The final enabler is that staff performance is done on the regular, which allows for a reflection on practice as well as the setting of goals. Such performance reviews are important in identifying the employees who lag behind in implementing medical interventions (Patterson & Wears, 2010). The employee needs are then addressed through relegation to roles that are not arduous or even direct replacement by youthful employees.
Summary
The main reason why the CAI tool was chosen over others is that it can be completed by any healthcare professional who actively or passively works in areas that require patient handoff. The plethora of information collected from diverse employees can come in handy in providing the management with the necessary insight into how they can mitigate the negative impact of slow handoffs (Newhouse, 2010). The second merit is that it expands the level of cohesion in the healthcare entity as the employees are able to air out their views and discuss them even though they are differing.

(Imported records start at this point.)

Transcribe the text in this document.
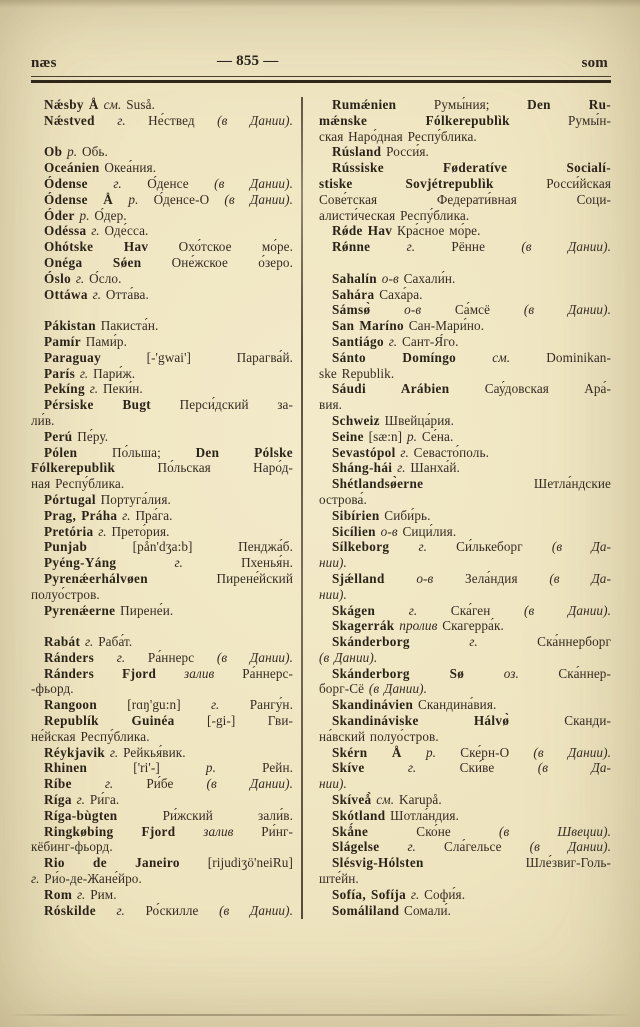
næs	— 855 —	som
Nǽsby Å см. Suså.
Nǽstved г. Не́ствед (в Дании).
Ob р. Обь.
Oceánien Океа́ния.
Ódense г. О́денсе (в Дании).
Ódense Å р. О́денсе-О (в Дании).
Óder р. О́дер.
Odéssa г. Оде́сса.
Ohótske Hav Охо́тское мо́ре.
Onéga Sǿen Оне́жское о́зеро.
Óslo г. О́сло.
Ottáwa г. Отта́ва.
Pákistan Пакиста́н.
Pamír Пами́р.
Paraguay [-'gwai'] Парагва́й.
París г. Пари́ж.
Pekíng г. Пеки́н.
Pérsiske Bugt Перси́дский за-
ли́в.
Perú Пе́ру.
Pólen По́льша; Den Pólske
Fólkerepublìk По́льская Наро́д-
ная Респу́блика.
Pórtugal Португа́лия.
Prag, Práha г. Пра́га.
Pretória г. Прето́рия.
Punjab [pån'dʒa:b] Пенджа́б.
Pyéng-Yáng г. Пхенья́н.
Pyrenǽerhálvøen Пирене́йский
полуо́стров.
Pyrenǽerne Пирене́и.
Rabát г. Раба́т.
Ránders г. Ра́ннерс (в Дании).
Ránders Fjord залив Ра́ннерс-
-фьорд.
Rangoon [rɑŋ'gu:n] г. Рангу́н.
Republík Guinéa [-gi-] Гви-
не́йская Респу́блика.
Réykjavik г. Рейкья́вик.
Rhinen ['ri'-] р. Рейн.
Ríbe г. Ри́бе (в Дании).
Ríga г. Ри́га.
Ríga-bùgten Ри́жский зали́в.
Ringkøbing Fjord залив Ри́нг-
кёбинг-фьорд.
Rio de Janeiro [rijudiʒö'neiRu]
г. Ри́о-де-Жане́йро.
Rom г. Рим.
Róskilde г. Ро́скилле (в Дании).
Rumǽnien Румы́ния; Den Ru-
mǽnske Fólkerepublìk Румы́н-
ская Наро́дная Респу́блика.
Rúsland Росси́я.
Rússiske Føderatíve Socialí-
stiske Sovjétrepublìk Росси́йская
Сове́тская Федерати́вная Соци-
алисти́ческая Респу́блика.
Rǿde Hav Кра́сное мо́ре.
Rǿnne г. Рённе (в Дании).
Sahalín о-в Сахали́н.
Sahára Саха́ра.
Sámsø̀ о-в Са́мсё (в Дании).
San Maríno Сан-Мари́но.
Santiágo г. Сант-Я́го.
Sánto Domíngo см. Dominikan-
ske Republik.
Sáudi Arábien Сау́довская Ара́-
вия.
Schweiz Швейца́рия.
Seine [sæ:n] р. Се́на.
Sevastópol г. Севасто́поль.
Sháng-hái г. Шанха́й.
Shétlandsø̀erne Шетла́ндские
острова́.
Sibírien Сиби́рь.
Sicílien о-в Сици́лия.
Sílkeborg г. Си́лькеборг (в Да-
нии).
Sjǽlland о-в Зела́ндия (в Да-
нии).
Skágen г. Ска́ген (в Дании).
Skagerrák пролив Скагерра́к.
Skánderborg г. Ска́ннерборг
(в Дании).
Skánderborg Sø оз. Ска́ннер-
борг-Сё (в Дании).
Skandinávien Скандина́вия.
Skandináviske Hálvø̀ Сканди-
на́вский полуо́стров.
Skérn Å р. Ске́рн-О (в Дании).
Skíve г. Ски́ве (в Да-
нии).
Skíveå̀ см. Karupå.
Skótland Шотла́ндия.
Skǻne Ско́не (в Швеции).
Slágelse г. Сла́гельсе (в Дании).
Slésvig-Hólsten Шле́звиг-Голь-
ште́йн.
Sofía, Sofíja г. Софи́я.
Somáliland Сомали́.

Critical analysis of responses is vital for the management of the issue as the employees will join heads or even compromise their beliefs to address the issue at hand. The tool clearly shows that the organization is ready for a change in terms of culture and leadership framework. The element themes, however, raise concern, although it can be supplemented through improved focus on the first two themes.
References
Cummings, G. G., Estabrooks, C. A., Midodzi, W. K., Wallin, L., & Hayduk, L. (2007). Influence of organizational characteristics and context on research utilization. Nursing Research.

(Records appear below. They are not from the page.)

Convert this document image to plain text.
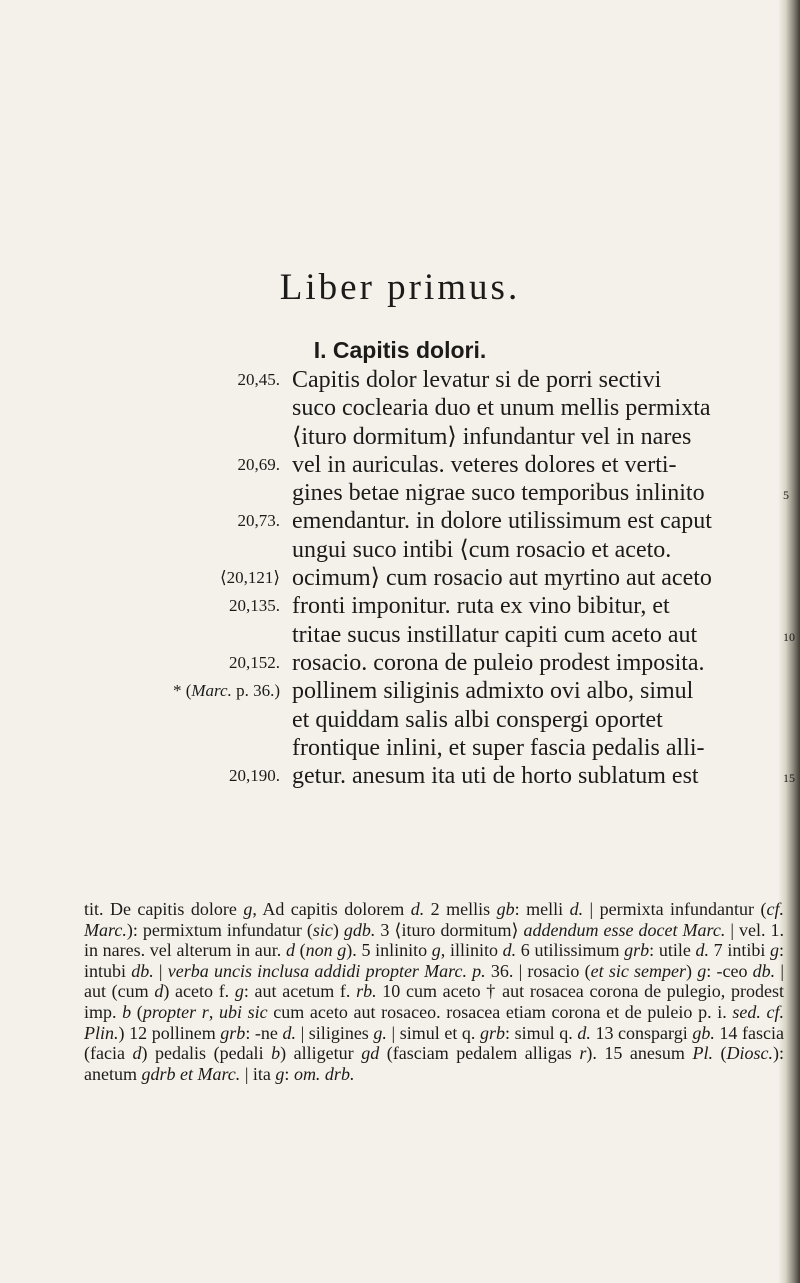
Liber primus.
I. Capitis dolori.
20,45. Capitis dolor levatur si de porri sectivi
suco coclearia duo et unum mellis permixta
⟨ituro dormitum⟩ infundantur vel in nares
20,69. vel in auriculas. veteres dolores et verti-
gines betae nigrae suco temporibus inlinito	5
20,73. emendantur. in dolore utilissimum est caput
ungui suco intibi ⟨cum rosacio et aceto.
⟨20,121⟩ ocimum⟩ cum rosacio aut myrtino aut aceto
20,135. fronti imponitur. ruta ex vino bibitur, et
tritae sucus instillatur capiti cum aceto aut	10
20,152. rosacio. corona de puleio prodest imposita.
* (Marc. p. 36.) pollinem siliginis admixto ovi albo, simul
et quiddam salis albi conspergi oportet
frontique inlini, et super fascia pedalis alli-
20,190. getur. anesum ita uti de horto sublatum est	15

tit. De capitis dolore g, Ad capitis dolorem d. 2 mellis gb: melli d. | permixta infundantur (cf. Marc.): permixtum infundatur (sic) gdb. 3 ⟨ituro dormitum⟩ addendum esse docet Marc. | vel. 1. in nares. vel alterum in aur. d (non g). 5 inlinito g, illinito d. 6 utilissimum grb: utile d. 7 intibi g: intubi db. | verba uncis inclusa addidi propter Marc. p. 36. | rosacio (et sic semper) g: -ceo db. | aut (cum d) aceto f. g: aut acetum f. rb. 10 cum aceto † aut rosacea corona de pulegio, prodest imp. b (propter r, ubi sic cum aceto aut rosaceo. rosacea etiam corona et de puleio p. i. sed. cf. Plin.) 12 pollinem grb: -ne d. | siligines g. | simul et q. grb: simul q. d. 13 conspargi gb. 14 fascia (facia d) pedalis (pedali b) alligetur gd (fasciam pedalem alligas r). 15 anesum Pl. (Diosc.): anetum gdrb et Marc. | ita g: om. drb.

Hardy, J. (2011). Exploring the construct validity of the Context Assessment Index (CAI) using the Rasch model of item response theory with data collected in a Western Australian tertiary hospital.

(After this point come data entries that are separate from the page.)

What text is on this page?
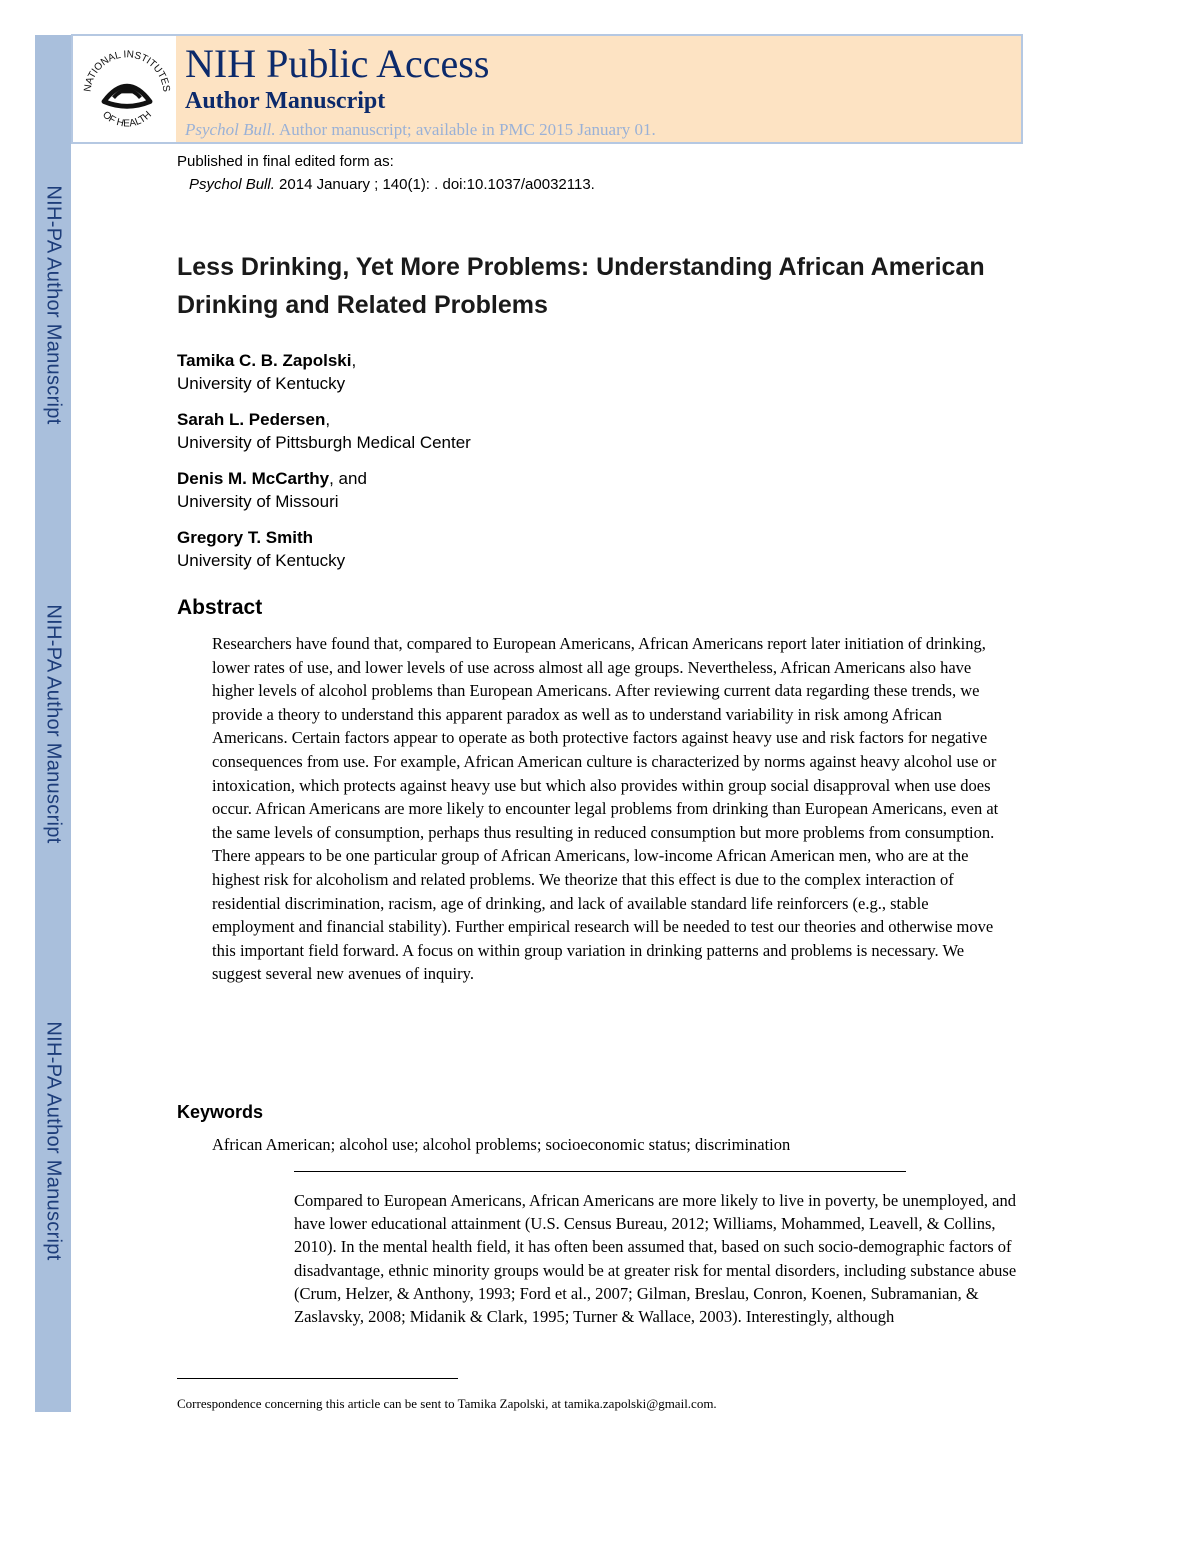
NIH-PA Author Manuscript
NIH-PA Author Manuscript
NIH-PA Author Manuscript
NATIONAL INSTITUTES
OF HEALTH
NIH Public Access
Author Manuscript
Psychol Bull. Author manuscript; available in PMC 2015 January 01.
Published in final edited form as:
Psychol Bull. 2014 January ; 140(1): . doi:10.1037/a0032113.
Less Drinking, Yet More Problems: Understanding African American Drinking and Related Problems
Tamika C. B. Zapolski,
University of Kentucky
Sarah L. Pedersen,
University of Pittsburgh Medical Center
Denis M. McCarthy, and
University of Missouri
Gregory T. Smith
University of Kentucky
Abstract
Researchers have found that, compared to European Americans, African Americans report later initiation of drinking, lower rates of use, and lower levels of use across almost all age groups. Nevertheless, African Americans also have higher levels of alcohol problems than European Americans. After reviewing current data regarding these trends, we provide a theory to understand this apparent paradox as well as to understand variability in risk among African Americans. Certain factors appear to operate as both protective factors against heavy use and risk factors for negative consequences from use. For example, African American culture is characterized by norms against heavy alcohol use or intoxication, which protects against heavy use but which also provides within group social disapproval when use does occur. African Americans are more likely to encounter legal problems from drinking than European Americans, even at the same levels of consumption, perhaps thus resulting in reduced consumption but more problems from consumption. There appears to be one particular group of African Americans, low-income African American men, who are at the highest risk for alcoholism and related problems. We theorize that this effect is due to the complex interaction of residential discrimination, racism, age of drinking, and lack of available standard life reinforcers (e.g., stable employment and financial stability). Further empirical research will be needed to test our theories and otherwise move this important field forward. A focus on within group variation in drinking patterns and problems is necessary. We suggest several new avenues of inquiry.
Keywords
African American; alcohol use; alcohol problems; socioeconomic status; discrimination
Compared to European Americans, African Americans are more likely to live in poverty, be unemployed, and have lower educational attainment (U.S. Census Bureau, 2012; Williams, Mohammed, Leavell, & Collins, 2010). In the mental health field, it has often been assumed that, based on such socio-demographic factors of disadvantage, ethnic minority groups would be at greater risk for mental disorders, including substance abuse (Crum, Helzer, & Anthony, 1993; Ford et al., 2007; Gilman, Breslau, Conron, Koenen, Subramanian, & Zaslavsky, 2008; Midanik & Clark, 1995; Turner & Wallace, 2003). Interestingly, although
Correspondence concerning this article can be sent to Tamika Zapolski, at tamika.zapolski@gmail.com.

Johnson, C. (2008). Highlights of the Basic Components of Evidence-Based Practice. Journal of Manipulative and Physiological Therapeutics.
McCormack, B., McCarthy, G., Wright, J., Slater, P., & Coffey, A. (2009). Development and Testing of the Context Assessment Index (CAI). Worldviews on Evidence-Based Nursing.
Newhouse, R. P. (2010). Instruments to Assess Organizational Readiness for Evidence-Based Practice.
Patterson, E. S., & Wears, R. (2010). Patient Handoffs: Standardized and Reliable Measurement Tools Remain Elusive.
University of Ulster. (2020). CONTEXT ASSESSMENT INDEX.